4 Ways to Shorten Your Hiring Cycle and Secure Top Talent

Shortening your hiring cycle doesn’t have to mean cutting corners or settling for talent that’s less than the best.

Chris Beckage

With unemployment at its lowest rate in nearly 50 years, businesses are facing new challenges when it comes to finding and recruiting qualified talent. Fewer Americans are actively seeking out new opportunities, and competition for top talent is on the rise. Employers are looking more closely at the candidate experience they provide in an effort to make the hiring process more accessible, communicative and efficient.

Speed is a critical part of the equation, for jobseekers and employers alike—particularly when it comes to manufacturing, logistics and retail jobs. Businesses usually want to get new hires in the door as quickly as possible and candidates—who may be in conversations with multiple organizations—don’t want to be left hanging.

Shortening your hiring cycle doesn’t have to mean cutting corners or settling for talent that’s less than the best. Here are four tips to consider:

1.   When you find the right candidate, act quickly.

In today’s job market, candidates sit in the driver’s seat. That means the person you just interviewed—the one whose experience lines up nicely with the job description and who your team really likes—might already be entertaining offers from other prospective employers. So when a great candidate comes along, keep the process moving.

If you want to extend an offer but are still pulling together paperwork or waiting on final sign off from management, continue communicating with the candidate so they know where they stand. You never want to leave a candidate in the dark. Don’t be afraid to broach the topic directly and ask if the person is speaking or negotiating with any other companies.

2.    Be strategic with technology and automation.

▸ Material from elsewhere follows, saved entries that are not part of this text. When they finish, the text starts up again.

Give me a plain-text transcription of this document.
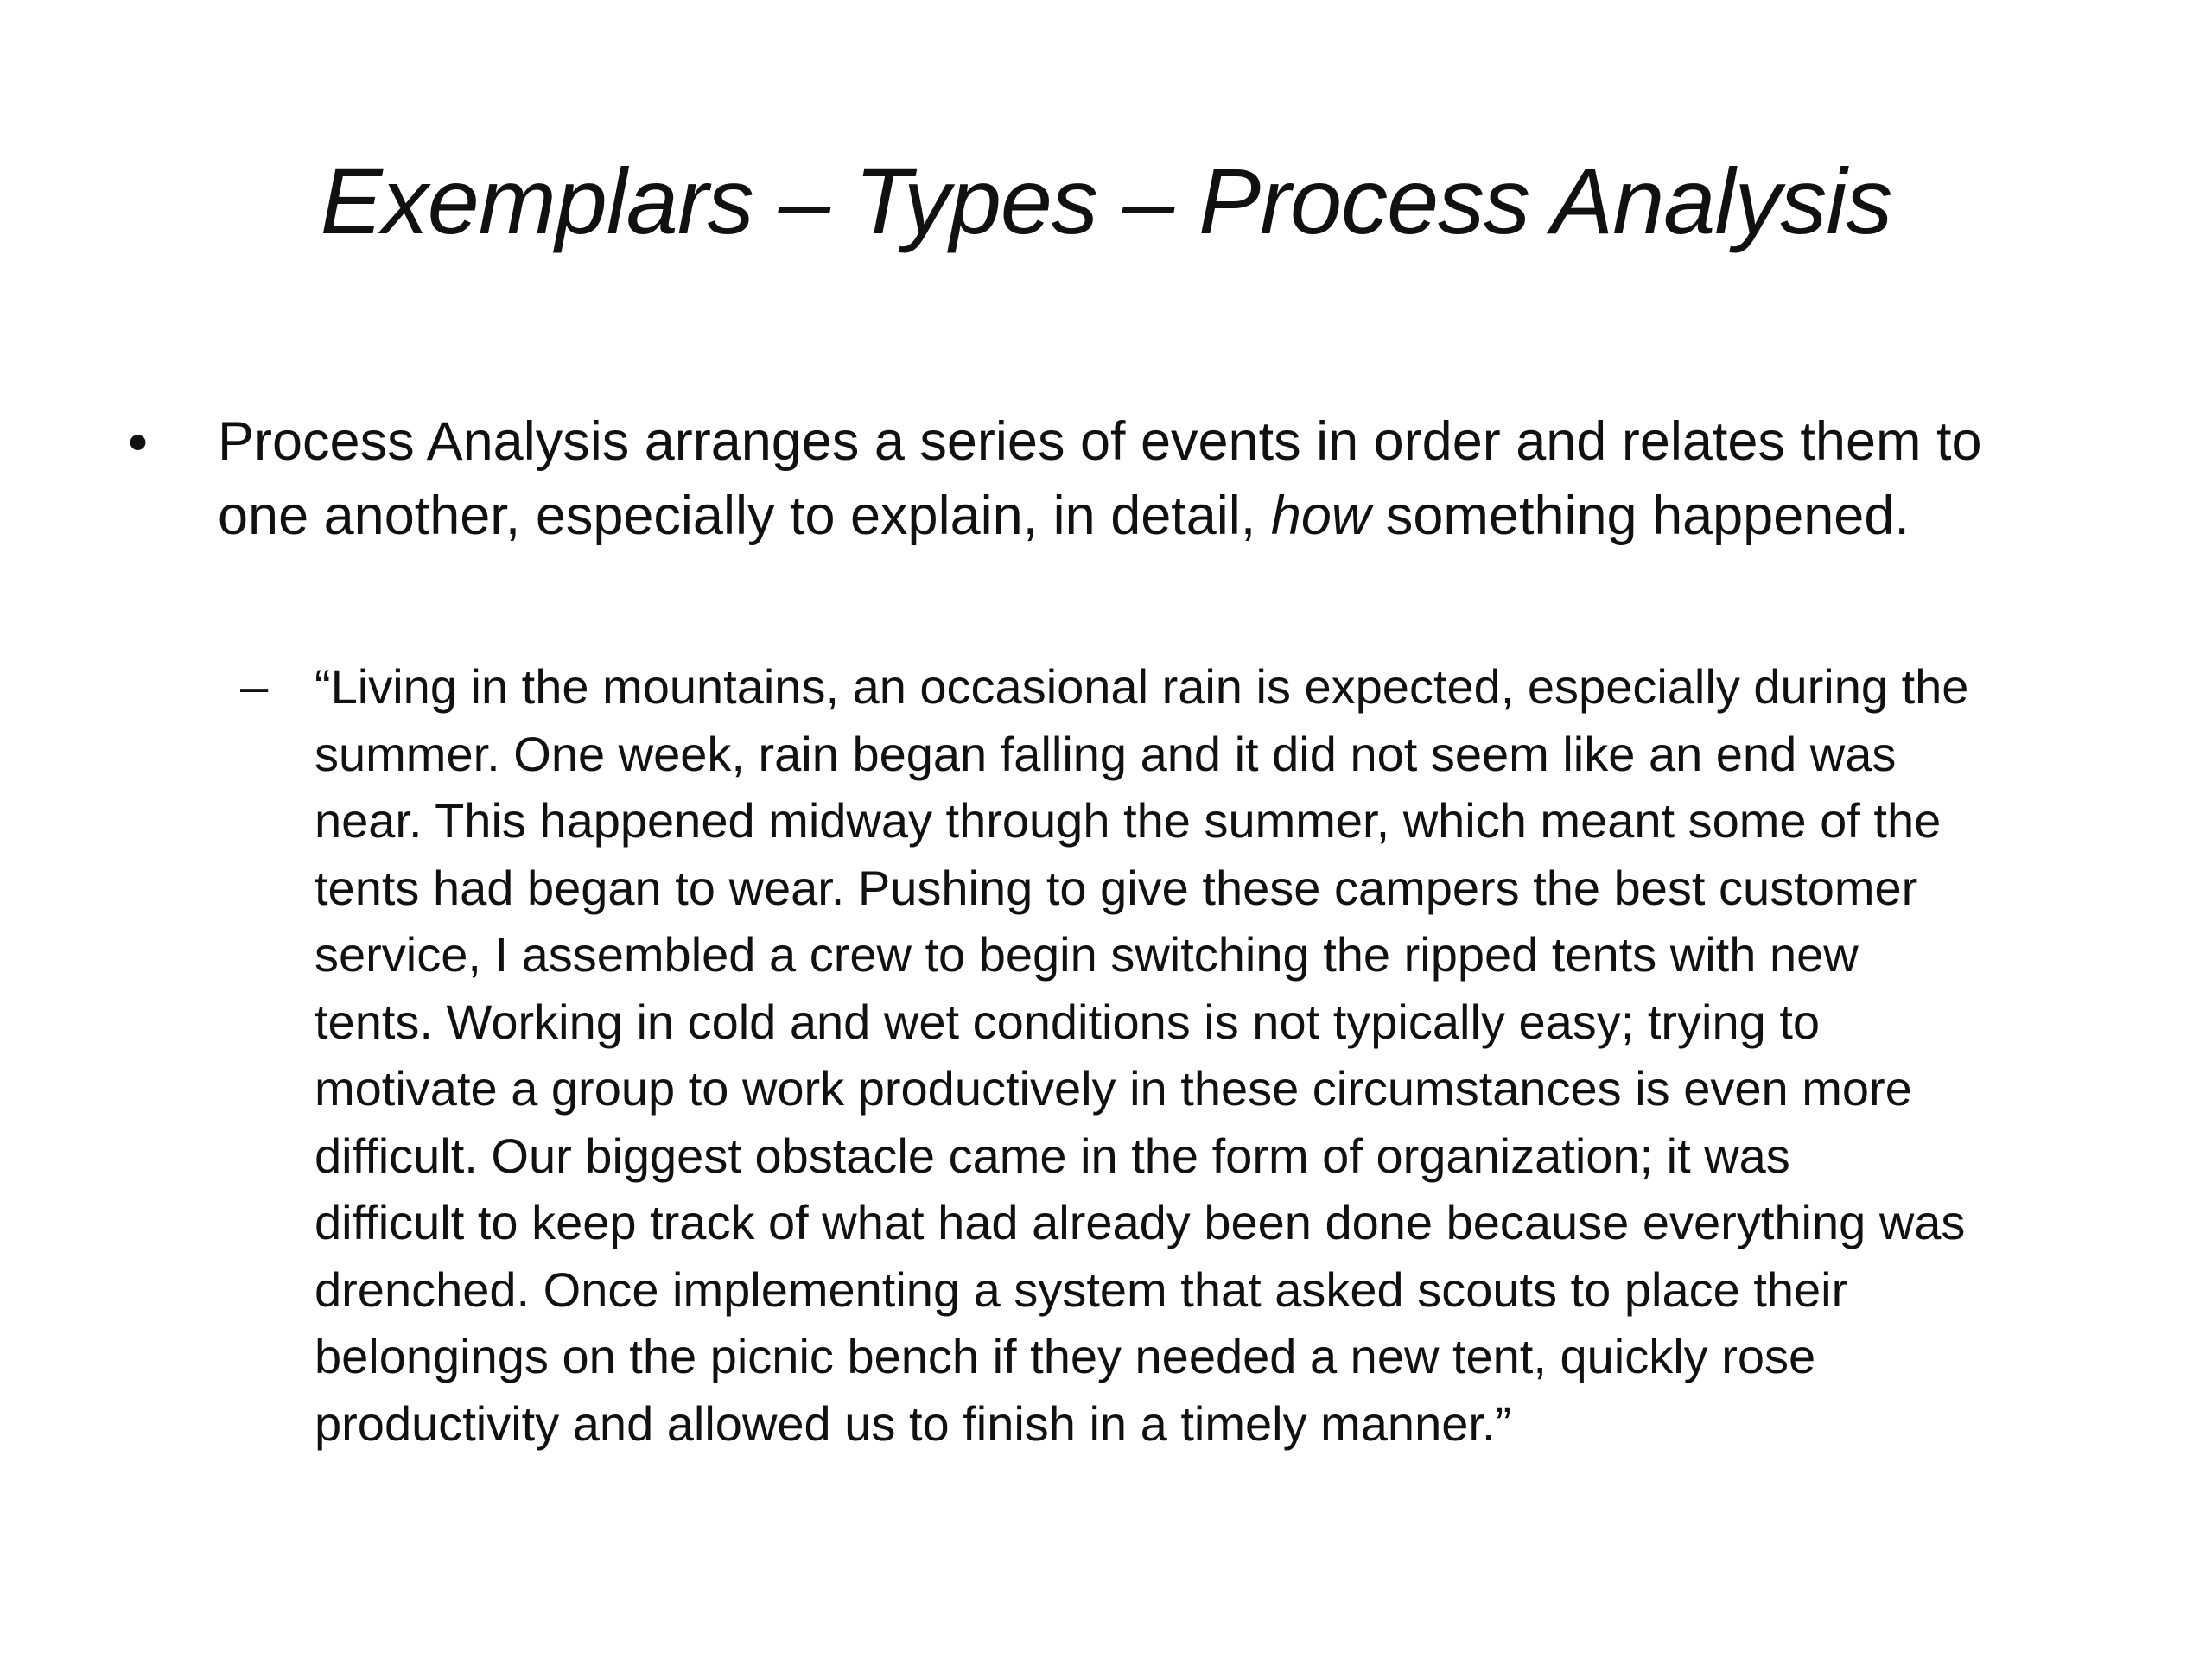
Exemplars – Types – Process Analysis
•	Process Analysis arranges a series of events in order and relates them to
one another, especially to explain, in detail, how something happened.
– “Living in the mountains, an occasional rain is expected, especially during the
summer. One week, rain began falling and it did not seem like an end was
near. This happened midway through the summer, which meant some of the
tents had began to wear. Pushing to give these campers the best customer
service, I assembled a crew to begin switching the ripped tents with new
tents. Working in cold and wet conditions is not typically easy; trying to
motivate a group to work productively in these circumstances is even more
difficult. Our biggest obstacle came in the form of organization; it was
difficult to keep track of what had already been done because everything was
drenched. Once implementing a system that asked scouts to place their
belongings on the picnic bench if they needed a new tent, quickly rose
productivity and allowed us to finish in a timely manner.”
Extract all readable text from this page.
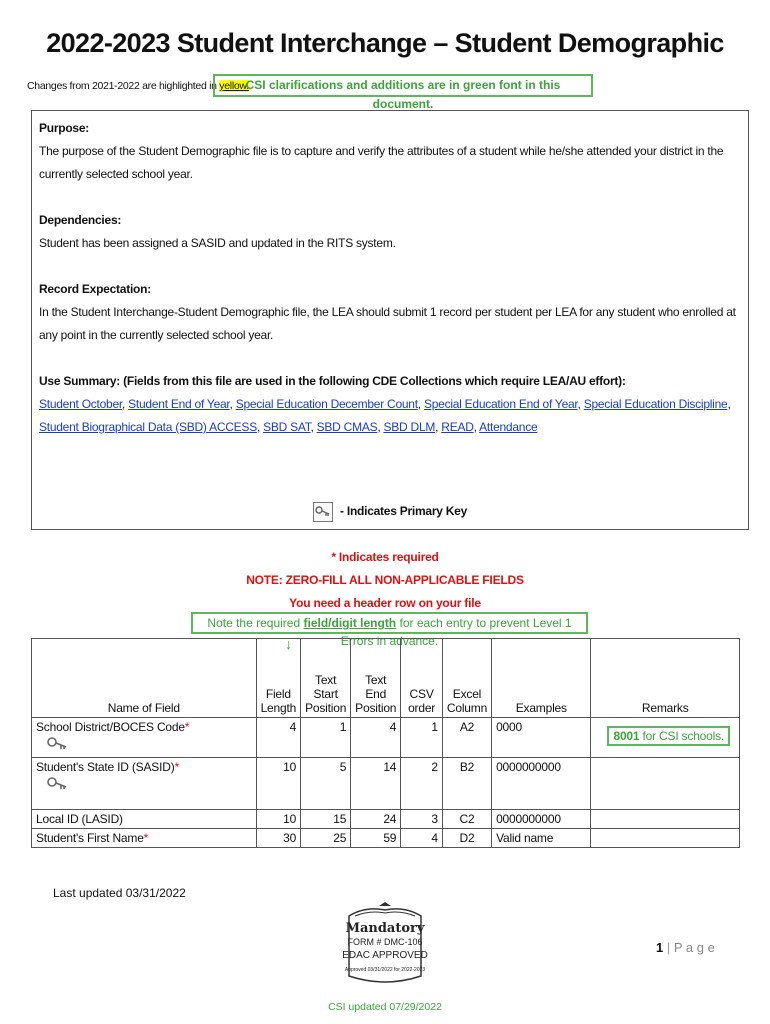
2022-2023 Student Interchange – Student Demographic
Changes from 2021-2022 are highlighted in yellow.
CSI clarifications and additions are in green font in this document.

Purpose:

The purpose of the Student Demographic file is to capture and verify the attributes of a student while he/she attended your district in the currently selected school year.

Dependencies:

Student has been assigned a SASID and updated in the RITS system.

Record Expectation:

In the Student Interchange-Student Demographic file, the LEA should submit 1 record per student per LEA for any student who enrolled at any point in the currently selected school year.

Use Summary: (Fields from this file are used in the following CDE Collections which require LEA/AU effort):

Student October, Student End of Year, Special Education December Count, Special Education End of Year, Special Education Discipline, Student Biographical Data (SBD) ACCESS, SBD SAT, SBD CMAS, SBD DLM, READ, Attendance

- Indicates Primary Key
* Indicates required
NOTE: ZERO-FILL ALL NON-APPLICABLE FIELDS
You need a header row on your file
Note the required field/digit length for each entry to prevent Level 1 Errors in advance.
↓
Name of Field	Field Length	Text Start Position	Text End Position	CSV order	Excel Column	Examples	Remarks
School District/BOCES Code*	4	1	4	1	A2	0000	8001 for CSI schools.
Student's State ID (SASID)*	10	5	14	2	B2	0000000000	
Local ID (LASID)	10	15	24	3	C2	0000000000	
Student's First Name*	30	25	59	4	D2	Valid name	
Last updated 03/31/2022
Mandatory
FORM # DMC-106
EDAC APPROVED
Approved 03/31/2022 for 2022-2023
1 | P a g e
CSI updated 07/29/2022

While technology is creating new efficiencies throughout the recruitment lifecycle, some parts of the hiring process still require a personal touch. Innovative screening assessments are giving us more insights into jobseekers’ skillsets, attitudes and work styles, but face-to-face interviews—either in-person or by video—remain critically important. When it comes to gauging candidate fit and proficiency, technology can complement and enhance the work recruiters and hiring managers are doing but shouldn’t replace their efforts completely.

Other steps in the hiring process do make sense to automate. Moving your onboarding processes online, for example, can improve the candidate experience and give back bandwidth to internal resources—so they can spend more time finding and screening candidates and less time digging out from under a mountain of paperwork.

3.    Expedite your screening process by utilizing panel style interviews.

We know that interviews are still important—but an interview process that’s too prolonged might make you miss out a great hire. Bringing back a candidate week after week for one-on-one interviews is time consuming and burdensome, not only for the job seeker but for your internal resources, as well. One way to tighten up the timeline is conducting panel style interviews whenever possible.

Panel interviews have other benefits beyond time savings. When multiple stakeholders interview a candidate at the same time, it can provide a more objective and holistic view of the individual. A colleague might pick up on something that others didn’t or ask a telling question that you previously hadn’t thought to.

4.    Make internal communication a priority.

Delays during the hiring lifecycle are often the result of poor communication among internal stakeholders. Put processes in place to ensure key team members are sharing their feedback on candidates in a timely manner. Remember, you may have knowledge about the candidate that your colleagues do not. If a candidate tells you they’re expecting to receive an offer from another company within the next couple days, relay that information to your internal decision makers so they understand the sense of urgency.